Speaking at the National Press Club in Washington, Burwell repeated many of the same defenses she and her boss, President Barack Obama, have made regarding the ACA since Election Day: It’s driven uninsured rates to record lows, increased access to care and slowed the growth in healthcare spending. She also touted efforts on the transition to value-based care, citing $466 million in savings achieved by accountable care organizations.
She then went on to attack proposals which have been common among Republican-sponsored ACA alternatives. For example, she described plans to turn Medicaid into a state-administered block grant program or implementing per capita caps as an attempt to find an elusive “silver bullet” to cut healthcare costs. In reality, she said, the result would be millions of people losing health coverage.
“That’s because block grants and per-capita caps don’t give states new tools to control costs: They just shift costs to states, giving them the so-called ‘flexibility’ to decide whose coverage to cut,” she said.
She also touched on President-elect Donald Trump’s comments that the ban on denying coverage for preexisting conditions would remain in place. Without the unpopular individual mandate to have coverage, Burwell said, premiums would quickly rise to the point of being unaffordable.
Other Republican healthcare ideas were described with similar criticism after her prepared remarks. Burwell called the expansion of health savings accounts “a tax break” and the idea of selling insurance across state lines “a race to the bottom” in quality.

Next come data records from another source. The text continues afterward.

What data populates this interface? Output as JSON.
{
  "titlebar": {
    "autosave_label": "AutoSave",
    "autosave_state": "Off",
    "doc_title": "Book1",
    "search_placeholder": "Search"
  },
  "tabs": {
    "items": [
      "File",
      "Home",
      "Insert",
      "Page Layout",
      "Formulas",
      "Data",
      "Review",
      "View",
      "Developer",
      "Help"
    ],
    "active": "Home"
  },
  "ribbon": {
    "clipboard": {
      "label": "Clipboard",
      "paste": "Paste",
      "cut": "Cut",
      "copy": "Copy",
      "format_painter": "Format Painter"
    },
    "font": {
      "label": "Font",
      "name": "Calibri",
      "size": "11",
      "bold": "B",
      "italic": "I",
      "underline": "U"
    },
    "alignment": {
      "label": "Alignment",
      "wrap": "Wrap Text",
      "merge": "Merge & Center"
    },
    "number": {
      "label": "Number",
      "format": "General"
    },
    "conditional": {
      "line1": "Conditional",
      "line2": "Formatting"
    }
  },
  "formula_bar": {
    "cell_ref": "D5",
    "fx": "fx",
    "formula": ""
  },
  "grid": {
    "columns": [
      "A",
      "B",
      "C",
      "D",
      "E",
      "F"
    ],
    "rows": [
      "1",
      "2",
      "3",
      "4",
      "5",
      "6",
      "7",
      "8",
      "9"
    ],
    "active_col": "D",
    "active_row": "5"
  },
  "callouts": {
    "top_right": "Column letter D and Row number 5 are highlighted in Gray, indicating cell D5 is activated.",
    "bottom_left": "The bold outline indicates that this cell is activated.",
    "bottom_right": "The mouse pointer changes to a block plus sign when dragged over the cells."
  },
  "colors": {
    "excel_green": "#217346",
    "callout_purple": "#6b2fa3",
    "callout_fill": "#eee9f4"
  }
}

She has advocated for some ACA changes, like introducing a public insurance option in areas where too few insurers are participating in the law’s exchanges, but she said the claims that the law is collapsing or failing are exaggerated.
“Are there things that need to be improved? Are there places where more competition could help affordability? Yes. But the idea of disaster and collapse—those comments need to be examined,” she said.
What could collapse, she said, is the insurance market if Congress moves ahead with repealing the law without a replacement ready. The uncertainty would lead insurers to drop out of the market beginning later this year and leave providers in “budget limbo” as lawmakers debate new, large-scale healthcare reform legislation.
“Some rural or community hospitals will have to shrink or even shut down if they can’t count on funding through Medicaid,” she said. “If Congress never enacts a comprehensive replacement, the consequences for American health care would be stark.”